Il y a quelques jours est sorti Barbie, le film, en même temps qu’Oppenheimer. Une prise de risque pour Mattel, mais aussi pour les acteurs qui jouent dedans. Vraiment ? Je n’en suis pas si sûr : si ce long métrage de cinéma renverse le patriarcat (et le matriarcat comme on le verra), à la fin, c’est toujours le capitalisme qui gagne. Ce qui ne fait pas pourtant de Barbie un mauvais film, c’est peut-être même le contraire.

Synopsis de Barbie

« À Barbie Land, vous êtes un être parfait dans un monde parfait. Sauf si vous êtes en crise existentielle, ou si vous êtes Ken. »

Allociné

Barbie (et Ken) est pleine de sarcasme, contrairement à ce qu’on pourrait penser

Le point sur lequel Barbie nous régale, c’est sur le sarcasme vis-à-vis des rapports entre hommes et femmes. Renversant à plusieurs reprises les injonctions faites aux uns et aux autres, les tournant à l’extrême et par extension à l’absurde, le film de Greta Gergwig se montre profondément intelligent.

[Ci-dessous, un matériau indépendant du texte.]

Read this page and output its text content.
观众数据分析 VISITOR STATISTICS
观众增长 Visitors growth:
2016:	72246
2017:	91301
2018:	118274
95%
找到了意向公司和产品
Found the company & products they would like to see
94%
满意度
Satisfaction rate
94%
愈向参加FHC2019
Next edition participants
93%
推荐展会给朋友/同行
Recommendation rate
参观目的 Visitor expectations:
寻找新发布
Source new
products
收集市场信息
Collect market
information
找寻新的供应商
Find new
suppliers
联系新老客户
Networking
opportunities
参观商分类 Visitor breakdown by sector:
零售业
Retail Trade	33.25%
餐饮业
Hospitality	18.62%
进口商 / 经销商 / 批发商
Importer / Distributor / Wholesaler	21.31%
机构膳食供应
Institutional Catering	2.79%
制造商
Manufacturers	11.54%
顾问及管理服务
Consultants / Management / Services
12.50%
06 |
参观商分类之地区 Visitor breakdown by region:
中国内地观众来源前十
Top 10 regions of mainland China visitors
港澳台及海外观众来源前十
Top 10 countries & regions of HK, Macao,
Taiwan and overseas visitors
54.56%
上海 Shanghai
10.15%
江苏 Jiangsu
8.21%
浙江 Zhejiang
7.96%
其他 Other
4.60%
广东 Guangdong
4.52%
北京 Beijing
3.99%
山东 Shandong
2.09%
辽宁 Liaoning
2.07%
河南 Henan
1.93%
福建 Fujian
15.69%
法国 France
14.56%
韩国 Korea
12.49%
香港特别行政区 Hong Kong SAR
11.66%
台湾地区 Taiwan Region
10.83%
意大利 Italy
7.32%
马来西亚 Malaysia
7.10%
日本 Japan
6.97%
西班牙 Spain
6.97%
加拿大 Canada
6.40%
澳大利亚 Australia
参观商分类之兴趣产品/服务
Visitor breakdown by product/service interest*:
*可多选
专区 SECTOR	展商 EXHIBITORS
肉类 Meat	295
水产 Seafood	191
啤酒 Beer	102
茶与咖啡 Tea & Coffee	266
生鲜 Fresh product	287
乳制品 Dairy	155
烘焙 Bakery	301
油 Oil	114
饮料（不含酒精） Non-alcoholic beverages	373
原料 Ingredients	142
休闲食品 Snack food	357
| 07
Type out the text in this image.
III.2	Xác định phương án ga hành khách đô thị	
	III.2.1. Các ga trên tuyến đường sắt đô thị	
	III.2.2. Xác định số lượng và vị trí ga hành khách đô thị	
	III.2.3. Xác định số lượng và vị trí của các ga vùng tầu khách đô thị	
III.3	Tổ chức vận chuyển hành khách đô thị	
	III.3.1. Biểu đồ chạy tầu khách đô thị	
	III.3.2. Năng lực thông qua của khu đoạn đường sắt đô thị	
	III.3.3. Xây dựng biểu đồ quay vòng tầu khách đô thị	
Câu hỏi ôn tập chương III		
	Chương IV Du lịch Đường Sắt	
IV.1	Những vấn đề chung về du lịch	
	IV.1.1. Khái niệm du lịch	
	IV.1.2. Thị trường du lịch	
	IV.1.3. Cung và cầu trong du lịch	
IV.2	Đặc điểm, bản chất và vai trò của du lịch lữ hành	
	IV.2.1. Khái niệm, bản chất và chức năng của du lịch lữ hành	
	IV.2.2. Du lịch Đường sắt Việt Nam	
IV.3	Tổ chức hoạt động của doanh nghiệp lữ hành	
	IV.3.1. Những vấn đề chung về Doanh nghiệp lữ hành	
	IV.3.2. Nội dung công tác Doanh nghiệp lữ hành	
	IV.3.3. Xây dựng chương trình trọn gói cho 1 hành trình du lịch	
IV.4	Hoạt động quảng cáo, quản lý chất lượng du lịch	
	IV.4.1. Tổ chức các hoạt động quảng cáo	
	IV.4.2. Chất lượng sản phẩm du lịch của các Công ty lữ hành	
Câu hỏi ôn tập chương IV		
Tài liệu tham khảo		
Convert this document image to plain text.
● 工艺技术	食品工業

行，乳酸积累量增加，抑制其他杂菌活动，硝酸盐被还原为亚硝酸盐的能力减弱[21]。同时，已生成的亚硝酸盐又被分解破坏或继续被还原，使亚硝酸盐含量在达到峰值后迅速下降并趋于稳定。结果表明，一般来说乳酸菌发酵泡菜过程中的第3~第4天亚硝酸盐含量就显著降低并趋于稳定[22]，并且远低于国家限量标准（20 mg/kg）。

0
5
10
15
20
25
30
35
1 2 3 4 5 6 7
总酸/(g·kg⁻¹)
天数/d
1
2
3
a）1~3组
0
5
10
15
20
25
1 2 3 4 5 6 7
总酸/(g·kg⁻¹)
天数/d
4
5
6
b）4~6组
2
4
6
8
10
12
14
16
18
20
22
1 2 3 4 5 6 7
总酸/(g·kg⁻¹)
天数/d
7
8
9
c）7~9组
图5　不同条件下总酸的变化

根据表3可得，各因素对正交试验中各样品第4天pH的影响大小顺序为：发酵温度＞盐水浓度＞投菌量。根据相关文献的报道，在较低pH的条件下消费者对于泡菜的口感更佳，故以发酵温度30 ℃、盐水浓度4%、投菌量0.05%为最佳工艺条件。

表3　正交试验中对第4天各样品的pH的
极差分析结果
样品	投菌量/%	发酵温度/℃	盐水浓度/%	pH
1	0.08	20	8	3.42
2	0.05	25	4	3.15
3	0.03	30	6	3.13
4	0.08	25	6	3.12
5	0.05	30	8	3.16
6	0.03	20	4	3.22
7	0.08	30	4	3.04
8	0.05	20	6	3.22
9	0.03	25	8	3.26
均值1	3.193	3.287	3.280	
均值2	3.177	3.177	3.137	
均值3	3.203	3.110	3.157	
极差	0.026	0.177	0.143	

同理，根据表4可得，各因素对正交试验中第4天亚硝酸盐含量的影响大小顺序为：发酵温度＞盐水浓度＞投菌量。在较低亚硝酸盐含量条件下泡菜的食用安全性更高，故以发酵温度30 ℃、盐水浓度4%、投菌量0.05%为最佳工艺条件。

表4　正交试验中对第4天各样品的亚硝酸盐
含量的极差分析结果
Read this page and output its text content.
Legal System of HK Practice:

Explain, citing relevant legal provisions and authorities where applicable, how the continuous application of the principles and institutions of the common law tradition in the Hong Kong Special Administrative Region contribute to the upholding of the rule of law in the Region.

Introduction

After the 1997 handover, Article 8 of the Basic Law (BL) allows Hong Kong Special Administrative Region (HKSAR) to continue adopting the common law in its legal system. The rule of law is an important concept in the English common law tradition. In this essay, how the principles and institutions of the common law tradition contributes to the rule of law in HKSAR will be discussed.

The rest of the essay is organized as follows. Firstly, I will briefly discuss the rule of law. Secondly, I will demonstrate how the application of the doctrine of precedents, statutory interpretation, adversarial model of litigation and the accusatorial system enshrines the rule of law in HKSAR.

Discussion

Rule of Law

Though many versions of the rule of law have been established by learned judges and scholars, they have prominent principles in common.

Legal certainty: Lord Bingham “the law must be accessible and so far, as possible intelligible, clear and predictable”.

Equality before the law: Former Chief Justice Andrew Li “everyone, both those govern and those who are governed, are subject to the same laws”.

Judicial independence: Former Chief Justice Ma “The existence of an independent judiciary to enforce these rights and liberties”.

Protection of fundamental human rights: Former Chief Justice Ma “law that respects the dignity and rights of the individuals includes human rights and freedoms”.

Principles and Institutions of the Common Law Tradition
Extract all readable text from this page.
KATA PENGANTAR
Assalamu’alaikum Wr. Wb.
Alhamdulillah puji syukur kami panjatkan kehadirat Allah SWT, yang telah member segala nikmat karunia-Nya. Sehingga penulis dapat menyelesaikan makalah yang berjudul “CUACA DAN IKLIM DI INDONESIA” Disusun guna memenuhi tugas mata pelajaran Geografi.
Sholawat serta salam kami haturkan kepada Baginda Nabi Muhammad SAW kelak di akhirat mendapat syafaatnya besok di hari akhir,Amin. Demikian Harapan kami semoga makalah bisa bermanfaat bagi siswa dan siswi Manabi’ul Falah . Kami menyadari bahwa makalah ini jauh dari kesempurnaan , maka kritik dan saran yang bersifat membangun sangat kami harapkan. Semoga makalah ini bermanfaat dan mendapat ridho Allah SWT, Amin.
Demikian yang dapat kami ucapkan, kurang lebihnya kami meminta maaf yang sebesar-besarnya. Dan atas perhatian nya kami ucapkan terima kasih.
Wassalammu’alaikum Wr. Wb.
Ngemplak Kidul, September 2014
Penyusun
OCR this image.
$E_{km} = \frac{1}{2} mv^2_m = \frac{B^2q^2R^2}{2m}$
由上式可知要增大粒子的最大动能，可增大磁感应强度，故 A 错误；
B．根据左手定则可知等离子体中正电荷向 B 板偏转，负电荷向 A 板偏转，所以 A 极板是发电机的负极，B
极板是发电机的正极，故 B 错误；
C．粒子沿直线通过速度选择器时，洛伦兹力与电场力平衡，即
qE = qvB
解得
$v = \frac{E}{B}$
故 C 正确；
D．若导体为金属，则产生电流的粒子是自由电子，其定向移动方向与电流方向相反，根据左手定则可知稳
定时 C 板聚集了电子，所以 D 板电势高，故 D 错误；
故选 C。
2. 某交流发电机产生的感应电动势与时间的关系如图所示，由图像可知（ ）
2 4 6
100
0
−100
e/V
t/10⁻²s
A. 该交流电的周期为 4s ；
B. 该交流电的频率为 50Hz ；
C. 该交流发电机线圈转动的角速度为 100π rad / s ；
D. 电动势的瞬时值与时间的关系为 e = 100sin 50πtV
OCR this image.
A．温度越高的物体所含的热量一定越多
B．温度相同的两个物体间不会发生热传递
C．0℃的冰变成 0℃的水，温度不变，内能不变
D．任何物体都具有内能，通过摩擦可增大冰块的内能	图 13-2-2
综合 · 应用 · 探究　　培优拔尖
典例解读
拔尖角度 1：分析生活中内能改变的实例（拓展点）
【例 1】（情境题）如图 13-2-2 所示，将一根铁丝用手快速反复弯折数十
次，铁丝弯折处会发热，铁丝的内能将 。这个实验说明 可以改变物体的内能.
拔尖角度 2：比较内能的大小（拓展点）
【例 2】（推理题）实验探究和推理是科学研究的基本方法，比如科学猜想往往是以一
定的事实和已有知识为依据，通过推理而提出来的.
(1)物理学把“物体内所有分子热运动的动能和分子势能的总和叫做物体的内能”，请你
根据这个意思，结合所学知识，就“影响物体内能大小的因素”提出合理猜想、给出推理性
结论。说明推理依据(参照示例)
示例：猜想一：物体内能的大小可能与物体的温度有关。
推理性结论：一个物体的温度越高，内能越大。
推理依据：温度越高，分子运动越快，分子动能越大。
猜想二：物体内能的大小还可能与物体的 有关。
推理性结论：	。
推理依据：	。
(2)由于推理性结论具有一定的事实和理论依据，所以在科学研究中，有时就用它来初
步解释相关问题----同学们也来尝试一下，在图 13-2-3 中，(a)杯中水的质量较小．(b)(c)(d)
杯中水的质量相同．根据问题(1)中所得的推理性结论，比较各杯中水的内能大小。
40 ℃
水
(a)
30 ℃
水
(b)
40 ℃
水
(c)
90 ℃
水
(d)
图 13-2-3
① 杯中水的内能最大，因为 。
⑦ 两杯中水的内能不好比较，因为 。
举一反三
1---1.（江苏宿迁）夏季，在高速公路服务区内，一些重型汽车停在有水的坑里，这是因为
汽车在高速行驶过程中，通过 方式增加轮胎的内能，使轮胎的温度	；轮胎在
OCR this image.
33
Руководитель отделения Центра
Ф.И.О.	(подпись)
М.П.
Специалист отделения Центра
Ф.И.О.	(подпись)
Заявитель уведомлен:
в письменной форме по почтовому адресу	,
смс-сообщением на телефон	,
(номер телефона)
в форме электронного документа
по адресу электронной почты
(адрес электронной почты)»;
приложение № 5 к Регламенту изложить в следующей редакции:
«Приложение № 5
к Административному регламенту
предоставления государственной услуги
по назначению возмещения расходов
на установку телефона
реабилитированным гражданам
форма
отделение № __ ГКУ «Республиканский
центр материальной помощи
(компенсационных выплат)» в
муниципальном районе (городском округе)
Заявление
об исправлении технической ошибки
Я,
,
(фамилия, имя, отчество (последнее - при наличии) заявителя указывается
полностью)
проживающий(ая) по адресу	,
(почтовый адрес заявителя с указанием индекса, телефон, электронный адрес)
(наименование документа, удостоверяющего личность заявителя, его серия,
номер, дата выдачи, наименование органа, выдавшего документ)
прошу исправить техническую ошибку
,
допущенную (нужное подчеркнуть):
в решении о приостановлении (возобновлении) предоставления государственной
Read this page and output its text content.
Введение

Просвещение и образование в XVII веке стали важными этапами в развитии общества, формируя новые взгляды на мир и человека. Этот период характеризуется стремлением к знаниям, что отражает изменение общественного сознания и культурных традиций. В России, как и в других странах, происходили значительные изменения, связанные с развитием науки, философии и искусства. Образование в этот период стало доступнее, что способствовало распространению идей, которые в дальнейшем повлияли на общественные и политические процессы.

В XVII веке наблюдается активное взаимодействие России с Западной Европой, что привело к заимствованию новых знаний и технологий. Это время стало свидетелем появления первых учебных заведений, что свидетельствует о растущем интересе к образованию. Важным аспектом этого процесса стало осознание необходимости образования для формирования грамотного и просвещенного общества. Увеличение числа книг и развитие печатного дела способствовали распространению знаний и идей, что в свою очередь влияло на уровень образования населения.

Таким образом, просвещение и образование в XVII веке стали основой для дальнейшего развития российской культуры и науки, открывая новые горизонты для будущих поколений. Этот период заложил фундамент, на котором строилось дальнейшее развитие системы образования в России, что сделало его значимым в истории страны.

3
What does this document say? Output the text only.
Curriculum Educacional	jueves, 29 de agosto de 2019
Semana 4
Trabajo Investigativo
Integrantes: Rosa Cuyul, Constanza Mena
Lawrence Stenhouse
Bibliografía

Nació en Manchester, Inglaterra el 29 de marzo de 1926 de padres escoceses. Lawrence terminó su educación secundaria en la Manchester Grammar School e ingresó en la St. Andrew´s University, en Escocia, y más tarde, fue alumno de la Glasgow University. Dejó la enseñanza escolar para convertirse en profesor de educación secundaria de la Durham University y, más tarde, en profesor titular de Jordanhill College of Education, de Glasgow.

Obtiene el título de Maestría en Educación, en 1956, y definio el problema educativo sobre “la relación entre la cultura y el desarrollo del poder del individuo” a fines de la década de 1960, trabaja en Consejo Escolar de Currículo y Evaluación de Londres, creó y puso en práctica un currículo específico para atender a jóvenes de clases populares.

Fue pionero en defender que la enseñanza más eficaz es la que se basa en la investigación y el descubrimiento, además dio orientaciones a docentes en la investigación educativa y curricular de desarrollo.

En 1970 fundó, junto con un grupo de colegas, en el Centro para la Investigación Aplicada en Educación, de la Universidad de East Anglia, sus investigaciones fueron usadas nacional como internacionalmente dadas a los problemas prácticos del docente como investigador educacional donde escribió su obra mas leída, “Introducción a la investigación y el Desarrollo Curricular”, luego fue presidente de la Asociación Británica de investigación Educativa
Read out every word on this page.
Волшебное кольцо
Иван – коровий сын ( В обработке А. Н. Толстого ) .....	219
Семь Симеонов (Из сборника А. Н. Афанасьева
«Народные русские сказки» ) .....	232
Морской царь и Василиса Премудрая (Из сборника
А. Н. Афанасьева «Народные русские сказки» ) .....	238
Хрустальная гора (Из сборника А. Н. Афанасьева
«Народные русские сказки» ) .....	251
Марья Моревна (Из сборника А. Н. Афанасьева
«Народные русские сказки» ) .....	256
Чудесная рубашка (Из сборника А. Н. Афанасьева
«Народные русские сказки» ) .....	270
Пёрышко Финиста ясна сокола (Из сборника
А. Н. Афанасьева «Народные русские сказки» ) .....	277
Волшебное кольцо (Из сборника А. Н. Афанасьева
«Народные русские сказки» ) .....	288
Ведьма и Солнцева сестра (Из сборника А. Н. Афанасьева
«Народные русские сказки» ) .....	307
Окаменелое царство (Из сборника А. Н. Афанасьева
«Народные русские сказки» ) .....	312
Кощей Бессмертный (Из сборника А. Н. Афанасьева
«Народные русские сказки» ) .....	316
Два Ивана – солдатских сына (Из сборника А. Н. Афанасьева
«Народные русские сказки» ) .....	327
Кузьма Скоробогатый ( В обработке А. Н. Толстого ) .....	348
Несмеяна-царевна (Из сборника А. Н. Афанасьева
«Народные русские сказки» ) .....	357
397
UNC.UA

Film de Greta GERWIG Ryan GOSLING, Margot ROBBIE

Pour cela, le casting ne pouvait probablement pas être meilleur. On a droit à Margot Robbie, qui a pu jouer dans des rôles stéréotypés de la femme-objet, qu’on conquiert pour l’exposer tel un trophée (mais pas dans Babylon tout de même). Ici, elle se retrouve en quelque sorte dans « son élément » : une femme-objet toujours (une poupée en l’occurrence). Le passif de l’actrice vient un peu renforcer le renversement qu’elle exerce, passant de la Barbie Stéréotypée (c’est son vrai nom dans le film) à une « vraie » femme. De l’autre côté, Ken, interprété par Ryan Gosling. Si on a l’habitude de le voir dans des rôles dans lesquels il s’amuse, c’est aussi l’acteur de base de toute comédie romantique américaine. Dans son rôle de Ken, il n’est alors plus du tout à sa place : si Ken est amoureux de Barbie, son niveau de romantisme est proche du néant. Cependant, on retrouve bien l’essence qui fait Ken (le personnage de pop culture issu de la poupée) : un homme jeune, musclé et plus ou moins dénué d’esprit critique.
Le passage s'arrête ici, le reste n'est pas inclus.